Auf den Rosenberg und ’ne Runde weiter

Rosenberg, Kaltenberg, Tannenberg, alle aufgereiht

Hauptziel unser heutigen Wanderung war der Rosenberg, dessen Gipfel wir noch nie bestiegen hatten. Zwar nur 620 Meter hoch, aber einer jener perfekten vulkanischen Kegelberge Böhmens, den man trotz fehlender Aussicht dank starken Buchenbewuchses doch mal erstiegen haben sollte. Früher gab es hier eine Baude samt Aussichtsturm. Fundamentreste sowie alte Treppen zeugen davon. Nach dem Abstieg ging es zur Grundmühle (Dolský Mlýn) im Tal der Kamnitz, weiter nach Hohenleipa (Vysoká Lípa) und von dort nach Rainwiese (Mezní Louka) wieder runter zur Kamnitz bis zum Einstieg der Edmundsklamm, welche wir aber rechts liegen ließen. Mittlerweile anstrengende 150 Meter ging es dann wieder hinauf bis nach Rosendorf (Růžová), wo wir noch einmal auf einen aussichtsreiche Hügel mit Geocache stiegen. Nach 24 km fanden wir unser Auto unbeschadet wieder vor. 
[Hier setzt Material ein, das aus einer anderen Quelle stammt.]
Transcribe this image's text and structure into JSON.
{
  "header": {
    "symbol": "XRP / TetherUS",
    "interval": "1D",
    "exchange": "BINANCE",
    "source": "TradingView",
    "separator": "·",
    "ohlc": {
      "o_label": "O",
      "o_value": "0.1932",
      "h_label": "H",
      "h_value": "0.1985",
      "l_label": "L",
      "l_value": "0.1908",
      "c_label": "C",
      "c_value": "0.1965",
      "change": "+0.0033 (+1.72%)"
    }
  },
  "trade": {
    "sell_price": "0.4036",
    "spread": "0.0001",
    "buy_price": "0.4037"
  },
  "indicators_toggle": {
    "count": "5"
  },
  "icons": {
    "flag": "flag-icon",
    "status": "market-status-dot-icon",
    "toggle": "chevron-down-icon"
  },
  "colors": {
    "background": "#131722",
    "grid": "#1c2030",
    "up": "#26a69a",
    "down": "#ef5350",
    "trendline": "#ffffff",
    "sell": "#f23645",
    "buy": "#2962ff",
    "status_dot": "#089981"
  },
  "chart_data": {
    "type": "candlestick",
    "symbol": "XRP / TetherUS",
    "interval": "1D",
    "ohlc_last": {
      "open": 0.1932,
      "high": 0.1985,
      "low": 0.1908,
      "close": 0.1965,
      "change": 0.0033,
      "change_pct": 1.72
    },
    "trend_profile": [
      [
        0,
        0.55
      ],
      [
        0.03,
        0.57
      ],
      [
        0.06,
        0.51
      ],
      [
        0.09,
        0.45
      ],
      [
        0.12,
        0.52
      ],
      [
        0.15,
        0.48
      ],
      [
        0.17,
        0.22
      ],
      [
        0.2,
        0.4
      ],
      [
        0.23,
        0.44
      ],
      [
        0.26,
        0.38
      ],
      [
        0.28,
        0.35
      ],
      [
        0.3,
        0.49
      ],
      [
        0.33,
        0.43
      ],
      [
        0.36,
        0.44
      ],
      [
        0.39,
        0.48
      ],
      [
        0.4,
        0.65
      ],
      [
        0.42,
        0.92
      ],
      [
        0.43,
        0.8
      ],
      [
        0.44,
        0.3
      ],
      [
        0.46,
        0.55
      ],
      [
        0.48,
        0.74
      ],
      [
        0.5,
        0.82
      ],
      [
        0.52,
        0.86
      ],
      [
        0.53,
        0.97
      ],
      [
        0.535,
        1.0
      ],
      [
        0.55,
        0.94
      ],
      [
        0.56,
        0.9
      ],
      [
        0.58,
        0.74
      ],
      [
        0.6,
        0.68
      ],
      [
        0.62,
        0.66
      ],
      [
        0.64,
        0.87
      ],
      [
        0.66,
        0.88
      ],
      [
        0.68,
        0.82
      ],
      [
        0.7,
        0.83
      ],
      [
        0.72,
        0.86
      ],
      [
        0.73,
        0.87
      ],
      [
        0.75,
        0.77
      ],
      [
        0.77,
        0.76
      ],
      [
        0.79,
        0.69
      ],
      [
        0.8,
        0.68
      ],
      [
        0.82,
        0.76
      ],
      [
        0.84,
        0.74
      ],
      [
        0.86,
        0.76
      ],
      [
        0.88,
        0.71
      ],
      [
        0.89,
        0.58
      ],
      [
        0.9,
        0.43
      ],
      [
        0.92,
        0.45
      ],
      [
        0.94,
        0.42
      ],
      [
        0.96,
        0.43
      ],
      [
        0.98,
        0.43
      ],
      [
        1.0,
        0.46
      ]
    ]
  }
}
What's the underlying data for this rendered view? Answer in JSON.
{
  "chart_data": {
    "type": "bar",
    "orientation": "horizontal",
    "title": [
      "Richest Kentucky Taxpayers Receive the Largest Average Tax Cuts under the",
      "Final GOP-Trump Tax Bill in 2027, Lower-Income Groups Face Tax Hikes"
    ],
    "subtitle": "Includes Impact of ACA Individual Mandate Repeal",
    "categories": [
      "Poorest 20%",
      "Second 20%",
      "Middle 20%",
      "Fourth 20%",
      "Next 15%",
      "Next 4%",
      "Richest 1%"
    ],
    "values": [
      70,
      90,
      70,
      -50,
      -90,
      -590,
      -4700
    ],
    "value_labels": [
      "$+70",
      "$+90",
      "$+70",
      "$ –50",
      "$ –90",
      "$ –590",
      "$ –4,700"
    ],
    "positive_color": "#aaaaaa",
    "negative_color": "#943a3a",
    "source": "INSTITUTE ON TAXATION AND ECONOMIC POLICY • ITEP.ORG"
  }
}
kühle Witterung beim Aufstieg
Fast auf dem Gipfel
Alte Treppen der Rosenbergbaude
Wir sind nicht schwindelfrei, 80 Meter hinab zur Kamnitz
drastisches Radwegwarnzeichen
Grundmühle
Immer schön festhalten!
Kamnitztal
und wieder mal hinauf
typisch böhmisches Bettenlüften
schlampige Idylle mit Hund und Ofenrohr
Kamnitzbrücke
Und wieder mal bergauf…
Aussichtsberg in Rosendorf, Top-Aussicht auf den Großen Winterberg und den Lilienstein
André wills wissen
Großer Winterberg

Felsen-Entdeckungsrunde um Hammer am See

Aussicht von Tinkplatz auf dem Devin
Seit einiger Zeit waren wir wieder einmal in Hammer am See, einem Ort in Nordböhmen, der durch den gleichnamigten See und seine felsige und auch sandige Umgebung bekannt ist. Früher herrschten hier die Russen und tobten sich auf dem Truppenübungsplatz Ralsko aus, deshalb ist nach Abzug der Besatzer bis auf mengenweise kyrillische Ritzungen vieles noch im ursprünglichen Zustand. Unsere Tour begannen wir mit einem Aufstieg zur Burgruine Devin, die uns schon von vergangenen Besuchen wohlbekannt war. Ein neuer Earthcache lockte uns wieder mal auf den Gipfel mit den umfangreichen Burgresten, die wir heute wieder für uns alleine hatten. Dann begann eine Radeltour zum Felstheater (Skalni divadlo), wo wir im Wald diverse Felsgebilde erkundeten, zum Pilsfelsen (Hribova Skala) zurück nach Hammer auf ein Bier und Smažený sýr. Erstaunt nahmen wir zur Kenntnis, dass es jetzt auch in Tschechien exzellente superausgebaute Radwege gibt, die gut befahren waren. Noch ein paar Caches an diversen anderen Felsen, und schon ging es wieder zurück nach Neusalza, diesmal über Deutsch Gabel mit Turmbesteigung und Zittau mit einem Abstecher zum Spitzberg, wo noch eine Dose wartete. Abends gab es für Andrés tolle Kiste noch einen grünen Anstrich, und dann wurde gegrillt.
Burgreste Devin, Aufstieg
Im Burghof
Geheimgang
Felstheater, ein kleines Felstor über einem Felskessel
zwischen Blaubeerkraut immer wieder Felsen
Der „Dürre Felsen“
Hammersee mit Jeschken am Horizont
Am Pilsfelsen (mit Cache), wieder der Jeschken dahinter
Oben auf einem Felsen
Seltsame Bilder auf einem Kirchhof in Hennersdorf

Dubnice pod Ralskem


Was das wohl war???
Kirche in Hennersdorf
Deutsch Gabel
Im Turm
Aussicht auf die Laurentiuskirche, eine Riesengebäude für so einen kleinen Ort
vom Turm kann man den Störchen ins Nest gucken
Gelb, Grün, Blau
Oderwitzer Spitzberg
die GRÜNE tolle Kiste
Aufm Grill brutzelt Mais, Zucchini und Haloumi

Einmal Joachimsberg und zurück

Heute haben wir das erste Mal in diesem Jahr die Räder in Neusalza rausgeholt. Das Wetter war zwar nicht optimal, aber so richtig nass sind wir nicht geworden. Ziel war der Joachimsberg (Jáchym)
bei Lobendau, eine kleine Bergkuppe mit einer verfallenen Kapelle (und einem zerstörten Kreuzweg). Im Restaurant „Zum Wilderer“ in Lobendau gab es ein Budweiser sowie gebratenen Käse.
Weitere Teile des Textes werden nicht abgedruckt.